The article addresses the growing need for AI literacy in light of artificial intelligence’s expanding influence on workers and citizens. It reviews and compares existing definitions of algorithmic literacy, AI literacy, and generative AI literacy across fields such as media studies, human–computer interaction, technology, and education. The authors analyze how these disciplines conceptualize AI literacy differently, revealing conceptual ambiguities and overlaps. Moving beyond narrow skill-based approaches, the paper proposes a definition of responsible generative AI literacy that extends beyond effective prompting. It frames AI literacy as a broader ethical, critical, and socially aware competence required for responsible engagement with AI systems.
Academic Article · 2024
Facets of algorithmic literacy: Information, experience, and individual factors predict attitudes toward algorithmic systems.
The article examines how widespread algorithmic decision-making systems shape digital media while remaining difficult for the public to critically evaluate. Drawing on the theory of attitude–behavior consistency from political communication, the authors develop a framework to foster algorithmic literacy and encourage more informed public attitudes toward algorithms. They design and test an intervention that combines algorithmic education with personalized user experiences to assess its impact. The findings show that both components together shape attitudes toward algorithms, but the effectiveness of the intervention varies depending on individuals’ patterns of technology use.
Academic Article · 2019
The postdigital challenge of critical media literacy.
The article redefines critical media literacy within a postdigital context shaped by Big Data and artificial intelligence.
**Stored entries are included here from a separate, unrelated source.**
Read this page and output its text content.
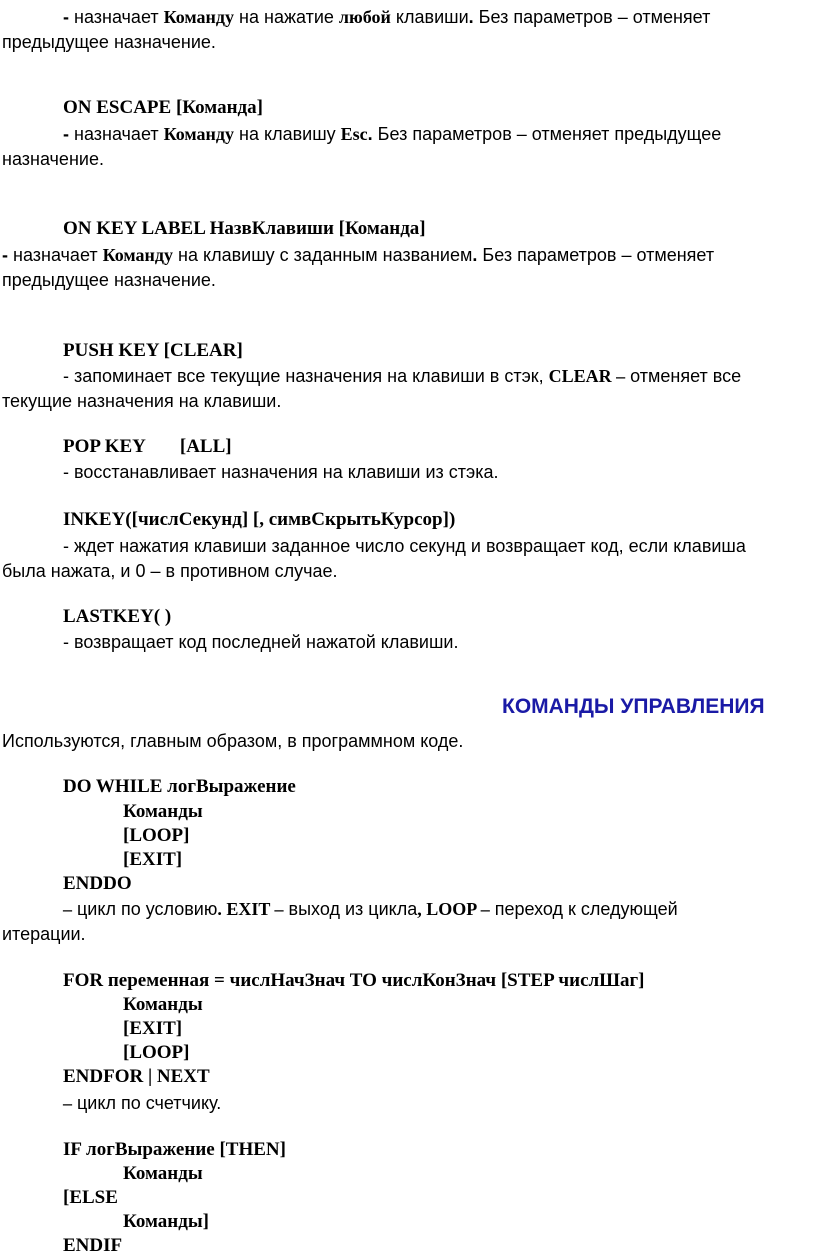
- назначает Команду на нажатие любой клавиши. Без параметров – отменяет
предыдущее назначение.
ON ESCAPE [Команда]
- назначает Команду на клавишу Esc. Без параметров – отменяет предыдущее
назначение.
ON KEY LABEL НазвКлавиши [Команда]
- назначает Команду на клавишу с заданным названием. Без параметров – отменяет
предыдущее назначение.
PUSH KEY [CLEAR]
- запоминает все текущие назначения на клавиши в стэк, CLEAR – отменяет все
текущие назначения на клавиши.
POP KEY [ALL]
- восстанавливает назначения на клавиши из стэка.
INKEY([числСекунд] [, симвСкрытьКурсор])
- ждет нажатия клавиши заданное число секунд и возвращает код, если клавиша
была нажата, и 0 – в противном случае.
LASTKEY( )
- возвращает код последней нажатой клавиши.
КОМАНДЫ УПРАВЛЕНИЯ
Используются, главным образом, в программном коде.
DO WHILE логВыражение
Команды
[LOOP]
[EXIT]
ENDDO
– цикл по условию. EXIT – выход из цикла, LOOP – переход к следующей
итерации.
FOR переменная = числНачЗнач TO числКонЗнач [STEP числШаг]
Команды
[EXIT]
[LOOP]
ENDFOR | NEXT
– цикл по счетчику.
IF логВыражение [THEN]
Команды
[ELSE
Команды]
ENDIF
It integrates data literacy—especially issues of data bias—with insights from critical algorithm studies and posthumanist theory. The authors explain key AI concepts such as machine learning, neural networks, deep learning, and algorithmic bias, distinguishing them from earlier software technologies. They argue that critical media literacy must update its theories to address both the technical and political dimensions of AI and data systems.
Academic Article · 2025
Media Ethics & AI-Generated Imagery
The impact of artificial intelligence (AI) on human society is indisputable. This paper explores AI's influence on the media industry, with a particular focus on understanding the effects and implications of generative imagery and other AI integrations across various dimensions of the media landscape. A methodical literature review highlights key themes, including content creation, curation, visual media, privacy concerns, and evolving media ethics. The findings demonstrate that AI-generated imagery serves as a powerful creative tool, yet remains in constant evolution and demands a well-defined legal and ethical framework for responsible use in journalism and media. The results also emphasize the need for professional guidance, continuous skill development, and the implementation of ethical AI practices within the industry.
Academic Article · 2025
Generative AI Literacy: Twelve Defining Competencies
This study proposes a competency-based framework for generative AI literacy that outlines the key skills and knowledge required to engage effectively with generative AI technologies. The model spans twelve competencies, ranging from basic AI understanding to advanced skills such as prompt engineering, programming, and awareness of ethical and legal issues.
Academic Article · 2023
Development of the “Scale for the assessment of non-experts’ AI literacy” – An exploratory factor analysis
This study develops and validates the Scale for the Assessment of Non-experts’ AI Literacy (SNAIL) to measure AI literacy among individuals without formal AI or computer science training. The study support a three-factor model covering technical understanding, critical appraisal, and practical application of AI.